By: Yana Weinstein & Megan Smith
Last night, the Boston Globe published our highly controversial opinion on standardized testing. The comments are already pouring in – we’re “supporting our own business” and we “don't give a flying pig about students”.
Read the article here.
We learned a lot during the process of getting this article published in the press: you have to be really careful with the suggested edits, and you won’t always get to say exactly what you want. Case in point: we almost ended up with the phrase “proven method” in our article!! The horror!
So, we wanted to take the opportunity in the freedom of our own blog to fill out what was missing from the article we had tried to write. Specifically, there were quite a few references and links that we had wanted to include, so here they are.
The “famous experiment” we mentioned (not our phrase!) was by Roediger and Karpicke; we described it in more detail in this blog post.
We wanted to include an example of an anti-testing article to illustrate the awkwardness we feel when we hear so much negativity about them. As it happens, another Standardized Testing article was published in the Huffington Post on Monday, and addresses this issue and other aspects of the opt-out movement quite eloquently.
"To put it plainly: white parents from well-funded and highly performing areas are participating in petulant, poorly conceived protests that are ultimately affecting inner-city blacks at schools that need the funding and measures of accountability to ensure any hope of progress in performance." -- Charles F. Coleman Jr.
Tests cause anxiety
We drew some of our arguments throughout the story from an excellent public opinion piece by Aaron Benjamin and Hal Pashler. And the “anxiety redirection” we mention is based on the poetically titled empirical paper, “Turning the knots in your stomach into bows […]” by Jamieson and colleagues, who describe an intervention in which students are told that the anxiety they feel before a test is actually helpful – not harmful – to their test performance. Compared to controls who were not given this information, students who experienced this reattribution intervention performed better on their GRE 1-3 months later.

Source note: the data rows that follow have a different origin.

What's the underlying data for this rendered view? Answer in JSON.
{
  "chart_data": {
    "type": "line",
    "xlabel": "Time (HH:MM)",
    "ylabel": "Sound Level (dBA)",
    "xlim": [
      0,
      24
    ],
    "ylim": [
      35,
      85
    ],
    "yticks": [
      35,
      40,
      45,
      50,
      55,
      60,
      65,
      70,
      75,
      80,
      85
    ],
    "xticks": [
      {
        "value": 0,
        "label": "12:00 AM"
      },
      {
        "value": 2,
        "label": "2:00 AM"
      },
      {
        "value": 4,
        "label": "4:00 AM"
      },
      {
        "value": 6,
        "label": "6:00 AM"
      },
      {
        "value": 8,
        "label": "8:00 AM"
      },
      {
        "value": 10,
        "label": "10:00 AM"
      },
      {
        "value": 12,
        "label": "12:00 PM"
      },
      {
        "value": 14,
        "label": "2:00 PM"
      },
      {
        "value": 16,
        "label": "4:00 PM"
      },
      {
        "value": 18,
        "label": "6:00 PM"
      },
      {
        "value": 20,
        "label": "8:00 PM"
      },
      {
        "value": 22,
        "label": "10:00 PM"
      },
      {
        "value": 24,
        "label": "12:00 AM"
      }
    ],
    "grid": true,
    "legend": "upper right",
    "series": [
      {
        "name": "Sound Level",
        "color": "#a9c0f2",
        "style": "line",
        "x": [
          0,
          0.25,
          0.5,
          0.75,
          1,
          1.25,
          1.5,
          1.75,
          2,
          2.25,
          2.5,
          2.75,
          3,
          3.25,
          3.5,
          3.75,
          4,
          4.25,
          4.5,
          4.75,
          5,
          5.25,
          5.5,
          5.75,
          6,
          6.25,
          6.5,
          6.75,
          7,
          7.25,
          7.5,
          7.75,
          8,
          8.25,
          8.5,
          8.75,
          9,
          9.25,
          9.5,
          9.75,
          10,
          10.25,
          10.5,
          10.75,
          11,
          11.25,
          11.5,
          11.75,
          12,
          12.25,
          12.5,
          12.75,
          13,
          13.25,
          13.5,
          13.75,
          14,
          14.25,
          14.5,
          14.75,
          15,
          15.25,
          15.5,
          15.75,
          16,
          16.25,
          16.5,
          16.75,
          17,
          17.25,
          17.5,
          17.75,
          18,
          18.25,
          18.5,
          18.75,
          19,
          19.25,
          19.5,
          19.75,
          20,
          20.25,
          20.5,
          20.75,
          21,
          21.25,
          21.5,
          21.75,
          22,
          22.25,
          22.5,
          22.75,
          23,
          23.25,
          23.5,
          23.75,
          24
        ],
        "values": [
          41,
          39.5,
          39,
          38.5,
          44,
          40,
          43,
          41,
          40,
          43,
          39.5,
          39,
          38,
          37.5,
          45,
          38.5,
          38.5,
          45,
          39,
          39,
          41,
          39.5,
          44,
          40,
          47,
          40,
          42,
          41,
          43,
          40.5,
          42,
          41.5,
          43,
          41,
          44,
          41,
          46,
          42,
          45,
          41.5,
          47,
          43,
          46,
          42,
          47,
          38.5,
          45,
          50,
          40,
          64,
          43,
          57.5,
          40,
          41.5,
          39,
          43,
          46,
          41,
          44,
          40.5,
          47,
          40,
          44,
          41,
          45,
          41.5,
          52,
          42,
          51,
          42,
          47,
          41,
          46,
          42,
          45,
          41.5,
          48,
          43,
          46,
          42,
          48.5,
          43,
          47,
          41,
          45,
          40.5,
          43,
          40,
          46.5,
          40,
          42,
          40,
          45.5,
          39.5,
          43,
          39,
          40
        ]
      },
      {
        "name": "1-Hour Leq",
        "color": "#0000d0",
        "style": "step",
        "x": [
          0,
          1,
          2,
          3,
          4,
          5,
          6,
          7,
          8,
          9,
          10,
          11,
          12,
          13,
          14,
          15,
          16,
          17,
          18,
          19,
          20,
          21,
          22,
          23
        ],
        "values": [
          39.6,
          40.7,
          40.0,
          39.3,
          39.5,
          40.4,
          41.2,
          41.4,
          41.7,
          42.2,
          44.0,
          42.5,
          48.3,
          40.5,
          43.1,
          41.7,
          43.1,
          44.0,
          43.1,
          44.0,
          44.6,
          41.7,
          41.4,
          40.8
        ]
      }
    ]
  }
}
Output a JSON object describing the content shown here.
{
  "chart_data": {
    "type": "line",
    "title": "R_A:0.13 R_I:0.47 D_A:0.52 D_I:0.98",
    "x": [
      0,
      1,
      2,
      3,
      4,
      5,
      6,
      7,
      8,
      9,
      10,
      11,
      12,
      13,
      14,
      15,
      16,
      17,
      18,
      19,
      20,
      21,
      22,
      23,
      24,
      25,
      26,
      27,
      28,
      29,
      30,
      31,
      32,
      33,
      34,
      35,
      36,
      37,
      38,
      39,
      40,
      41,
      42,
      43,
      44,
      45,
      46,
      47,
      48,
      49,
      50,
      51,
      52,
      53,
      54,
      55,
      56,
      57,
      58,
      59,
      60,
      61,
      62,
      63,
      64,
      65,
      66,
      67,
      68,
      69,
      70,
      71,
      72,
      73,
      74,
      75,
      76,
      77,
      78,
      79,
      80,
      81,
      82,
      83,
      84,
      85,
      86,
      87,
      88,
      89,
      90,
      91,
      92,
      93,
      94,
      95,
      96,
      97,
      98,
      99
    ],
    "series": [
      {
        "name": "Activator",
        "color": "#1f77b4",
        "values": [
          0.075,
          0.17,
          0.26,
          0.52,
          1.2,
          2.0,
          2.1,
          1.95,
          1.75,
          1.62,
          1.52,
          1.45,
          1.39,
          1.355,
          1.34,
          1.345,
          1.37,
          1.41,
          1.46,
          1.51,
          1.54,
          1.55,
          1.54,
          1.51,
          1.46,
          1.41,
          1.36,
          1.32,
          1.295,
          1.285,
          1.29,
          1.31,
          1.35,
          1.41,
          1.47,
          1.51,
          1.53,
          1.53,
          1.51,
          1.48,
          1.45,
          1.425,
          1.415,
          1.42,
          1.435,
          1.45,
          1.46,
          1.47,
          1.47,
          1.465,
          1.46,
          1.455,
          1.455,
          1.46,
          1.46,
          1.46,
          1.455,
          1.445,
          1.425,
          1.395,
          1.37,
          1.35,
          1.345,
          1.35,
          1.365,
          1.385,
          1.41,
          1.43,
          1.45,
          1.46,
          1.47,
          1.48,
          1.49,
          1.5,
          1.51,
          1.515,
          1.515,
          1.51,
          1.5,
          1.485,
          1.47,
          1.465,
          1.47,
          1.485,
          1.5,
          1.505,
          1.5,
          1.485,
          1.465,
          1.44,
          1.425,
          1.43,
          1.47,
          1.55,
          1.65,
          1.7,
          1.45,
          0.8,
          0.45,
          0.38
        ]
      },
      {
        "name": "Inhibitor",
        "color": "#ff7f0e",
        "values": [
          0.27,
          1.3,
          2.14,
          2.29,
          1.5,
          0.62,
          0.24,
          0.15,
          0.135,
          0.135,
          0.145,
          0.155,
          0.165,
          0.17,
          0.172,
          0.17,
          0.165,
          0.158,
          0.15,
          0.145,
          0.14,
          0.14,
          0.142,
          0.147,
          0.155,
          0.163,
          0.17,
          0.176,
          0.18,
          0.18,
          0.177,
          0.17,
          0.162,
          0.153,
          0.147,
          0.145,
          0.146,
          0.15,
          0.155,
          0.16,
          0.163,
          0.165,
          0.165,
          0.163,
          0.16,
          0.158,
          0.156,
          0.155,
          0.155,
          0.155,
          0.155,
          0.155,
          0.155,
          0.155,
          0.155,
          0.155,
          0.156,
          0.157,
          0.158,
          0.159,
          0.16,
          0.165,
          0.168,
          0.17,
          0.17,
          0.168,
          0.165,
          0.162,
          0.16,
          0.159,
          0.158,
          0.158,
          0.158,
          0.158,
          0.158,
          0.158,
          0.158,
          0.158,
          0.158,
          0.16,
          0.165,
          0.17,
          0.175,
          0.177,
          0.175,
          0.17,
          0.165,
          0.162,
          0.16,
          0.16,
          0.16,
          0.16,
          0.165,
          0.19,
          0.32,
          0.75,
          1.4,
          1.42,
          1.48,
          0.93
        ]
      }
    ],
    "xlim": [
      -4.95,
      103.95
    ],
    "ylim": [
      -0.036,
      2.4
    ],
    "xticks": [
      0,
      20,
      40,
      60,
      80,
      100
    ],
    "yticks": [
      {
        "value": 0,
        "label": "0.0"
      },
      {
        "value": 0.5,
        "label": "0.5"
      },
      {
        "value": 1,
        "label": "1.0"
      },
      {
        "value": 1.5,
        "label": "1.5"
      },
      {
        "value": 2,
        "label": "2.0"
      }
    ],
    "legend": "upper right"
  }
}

Standardized tests are biased
In the bias section, we referred to an article by Steven Pinker where he pushes standardized testing even more than us as the only measure (on grounds of objectivity) that ought to be used for admission to universities. And to balance out the argument, we linked to this report on sex differences in the SAT.
Tests don’t provide prompt feedback
In this section we pointed out that although students can and do learn from tests without feedback -- see Roediger on the many benefits of testing -- prompt feedback is still best. We also noted that although computerized tests bring promise with respect to feedback, a recent story suggests that the technology transition might be far from seamless.
Finally, we linked to an excellent blog post by the Learning Spy (David Didau) on the important difference between learning and performance.
Overall, this was an interesting experience! We are quickly learning why all researchers aren't writing for sources outside of their academic silos. It's difficult, and there's a lot of negativity! One person actually told us we should report a conflict of interest because a testing company could hire us at some point in our lives, and we shouldn't deny we want to make money. If we wanted to make money, we wouldn't be professors!! But, we are passionate about our goals to help students learn and promote more cross-expert conversation.